The “Holistic Agent Leaderboard” (HAL) addresses this by automatically running multi-dimensional agent evaluations, including cost alongside accuracy [00:10:01]. Despite decreasing LLM inference costs, the “Jevons Paradox” suggests that overall agent usage and associated costs will likely increase, necessitating continued cost consideration [00:11:47].
Benchmark Performance vs. Real-World Translation
Over-reliance on static benchmarks can be misleading because they rarely translate to real-world performance [00:13:29]. For example, the agent “Devin” from Cognition, which raised significant funding based on its performance on the SweBench benchmark, was found to be successful in only 3 out of 20 real-world tasks over a month of use [00:13:50].
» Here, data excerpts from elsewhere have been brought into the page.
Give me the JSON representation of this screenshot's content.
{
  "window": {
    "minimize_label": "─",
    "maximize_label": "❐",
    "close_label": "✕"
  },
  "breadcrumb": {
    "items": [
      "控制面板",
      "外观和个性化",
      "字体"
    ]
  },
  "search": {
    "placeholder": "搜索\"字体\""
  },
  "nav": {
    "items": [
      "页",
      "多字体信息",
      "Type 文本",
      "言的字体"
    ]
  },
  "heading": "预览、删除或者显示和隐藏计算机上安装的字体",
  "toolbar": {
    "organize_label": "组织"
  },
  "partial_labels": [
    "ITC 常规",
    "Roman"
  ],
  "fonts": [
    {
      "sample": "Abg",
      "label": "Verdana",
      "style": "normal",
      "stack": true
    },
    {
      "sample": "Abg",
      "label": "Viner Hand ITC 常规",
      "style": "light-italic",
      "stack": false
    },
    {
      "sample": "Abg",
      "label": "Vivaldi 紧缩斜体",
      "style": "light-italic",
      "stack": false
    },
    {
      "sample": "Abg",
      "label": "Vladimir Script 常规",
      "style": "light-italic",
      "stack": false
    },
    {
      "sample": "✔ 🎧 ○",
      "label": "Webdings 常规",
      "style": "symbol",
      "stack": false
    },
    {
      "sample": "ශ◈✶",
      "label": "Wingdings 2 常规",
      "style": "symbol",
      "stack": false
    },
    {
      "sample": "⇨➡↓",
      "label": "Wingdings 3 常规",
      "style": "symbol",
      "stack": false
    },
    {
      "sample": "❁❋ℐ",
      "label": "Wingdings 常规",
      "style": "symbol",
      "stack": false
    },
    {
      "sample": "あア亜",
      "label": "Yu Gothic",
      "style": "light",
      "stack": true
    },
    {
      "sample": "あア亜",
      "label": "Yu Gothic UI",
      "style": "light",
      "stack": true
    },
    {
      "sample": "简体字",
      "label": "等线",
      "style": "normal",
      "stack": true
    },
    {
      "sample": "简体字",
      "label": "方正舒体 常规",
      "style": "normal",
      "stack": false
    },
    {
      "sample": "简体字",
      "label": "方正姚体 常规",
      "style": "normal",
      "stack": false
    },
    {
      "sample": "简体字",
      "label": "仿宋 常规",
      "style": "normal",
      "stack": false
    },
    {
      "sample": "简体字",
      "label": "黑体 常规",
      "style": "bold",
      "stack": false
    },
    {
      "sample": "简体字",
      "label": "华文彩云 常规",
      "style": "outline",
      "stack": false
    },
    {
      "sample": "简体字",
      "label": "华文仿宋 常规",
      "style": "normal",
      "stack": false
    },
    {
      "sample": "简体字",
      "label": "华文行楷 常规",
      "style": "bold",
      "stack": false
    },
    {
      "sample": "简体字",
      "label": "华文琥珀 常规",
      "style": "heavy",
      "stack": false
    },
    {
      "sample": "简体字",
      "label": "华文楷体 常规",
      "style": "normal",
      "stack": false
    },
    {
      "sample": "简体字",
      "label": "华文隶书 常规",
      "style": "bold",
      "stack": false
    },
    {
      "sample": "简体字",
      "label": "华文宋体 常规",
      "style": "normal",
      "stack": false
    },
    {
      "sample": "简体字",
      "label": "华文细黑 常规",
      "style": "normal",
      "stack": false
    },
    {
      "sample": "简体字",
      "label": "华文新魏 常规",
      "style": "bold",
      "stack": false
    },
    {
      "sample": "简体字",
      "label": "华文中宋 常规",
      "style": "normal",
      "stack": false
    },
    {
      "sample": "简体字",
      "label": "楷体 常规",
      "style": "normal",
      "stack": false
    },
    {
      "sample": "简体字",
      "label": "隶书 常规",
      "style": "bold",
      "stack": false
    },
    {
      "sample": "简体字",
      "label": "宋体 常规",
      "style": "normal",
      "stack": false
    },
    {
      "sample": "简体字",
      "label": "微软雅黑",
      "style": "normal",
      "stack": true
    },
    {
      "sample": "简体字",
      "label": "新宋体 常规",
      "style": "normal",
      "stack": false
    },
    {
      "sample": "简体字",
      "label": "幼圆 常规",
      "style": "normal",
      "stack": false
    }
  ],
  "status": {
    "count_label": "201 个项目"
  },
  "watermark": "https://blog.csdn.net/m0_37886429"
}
To overcome this, a framework proposing “humans in the loop” is crucial. Domain experts should proactively edit the criteria used for LLM evaluations to achieve better results [00:14:27].
Differences Between AI Capability and Reliability
A critical distinction is between capability and reliability [00:14:46]:
- Capability: What a model could do at certain times (e.g., pass@k accuracy where one of K answers is correct) [00:14:54].
- Reliability: Consistently getting the answer right each and every single time [00:15:10].
For real-world products and consequential decisions, reliability is paramount [00:15:15]. While language models are highly capable, mistaking this for a reliable end-user experience leads to product failures like Humane Spin and Rabbit R1 [00:15:29]. An agent that correctly fulfills a food order only 80% of the time is a catastrophic product failure [00:16:17].
Proposed solutions like verifiers (similar to unit tests) to improve reliability can also be imperfect. Leading coding benchmarks, HumanEval and MBPP, have false positives in their unit tests, meaning incorrect code can still pass, leading to a downward trend in model performance with more attempts [00:16:47].
The Role of AI Engineering in Reliability
The challenge for AI engineers is to determine the necessary software optimizations and abstractions for working with inherently stochastic components like Large Language Models (LLMs) [00:17:29]. This is fundamentally a system design problem, not just a modeling problem [00:17:41].
AI engineering needs to be viewed as a field of reliability engineering, rather than solely software or machine learning engineering [00:17:54]. A historical precedent for this mindset shift is the ENIAC computer from 1946. It initially suffered from frequent vacuum tube failures, rendering it unavailable half the time [00:18:24]. The primary job of its engineers for the first two years was to fix these reliability issues to make it usable by end-users [00:18:44].
Similarly, AI engineers must focus on resolving the reliability issues that plague agents relying on stochastic models [00:19:07]. Their core responsibility is to ensure this “next wave of computing” is as reliable as possible for end-users [00:19:26], thereby building trust in AI systems.